James Yang

  With many remodeling company owners having to lay off employees, they are increasingly turning to trade partners. What does that do to insurance risk? “It’s actually less risky [for the remodeler] because their insurance is becoming secondary to [the subcontractor’s], and it’s cheaper, too,” says Jeremy Borchert, sales team leader at insurance brokerage company Lockton Affinity’s Kansas office.

Where you can run into trouble is if you think you’ll save even more money by using uninsured trade contractors. “If you hire uninsured subcontractors, your premiums will go up,” Borchert says. He has seen instances where a subcontractor has made the first payment to his or her insurer, gotten the certificate, made copies of it, and then stopped making payments. When audit time comes, you will pay the price in higher premiums for the portion of time that the uninsured subcontractor worked with you during the year.

Verify Certification

Verify before each job that the trade partner is current with general liability, workers’ compensation, and auto-liability insurances. Keep insurance certificates on file and regularly update them. Make sure you are listed as additional insured. “You should be notified if the policy is cancelled,” Borchert cautions.

Look for parity in insurance coverage. The standard policy that most remodeling company owners take is for $1 million per occurrence.

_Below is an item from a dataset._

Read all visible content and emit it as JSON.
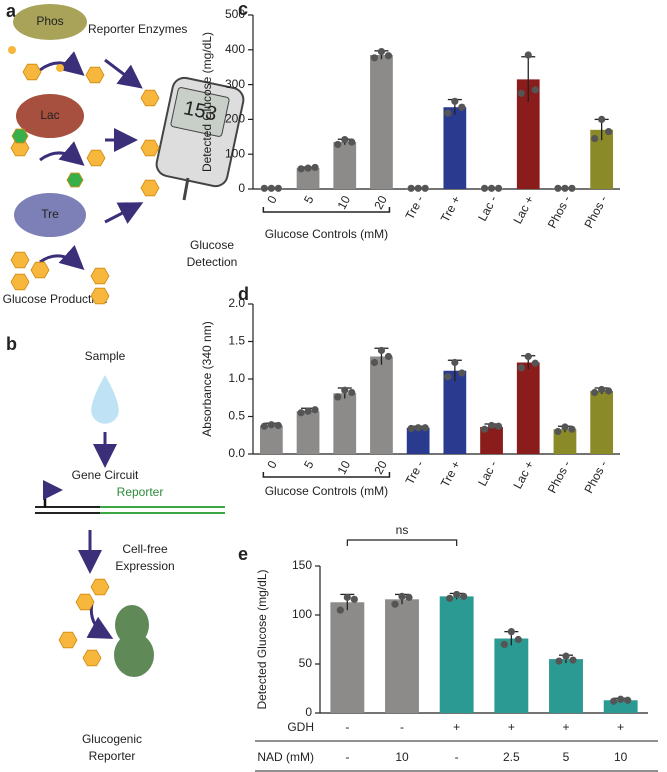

If the subcontractor has less insurance than you do, your insurance will have to kick in the rest of the money for a claim.

Making the changeover from using insured employees to using insured subcontractors means a phone call to your insurance agent. “It’s just a matter of changing from the carpentry payroll class for an employee, for example, to an insured subcontractor class code,” Borchert says. “And you can stay on the same kind of policy.

—Stacey Freed, senior editor, REMODELING.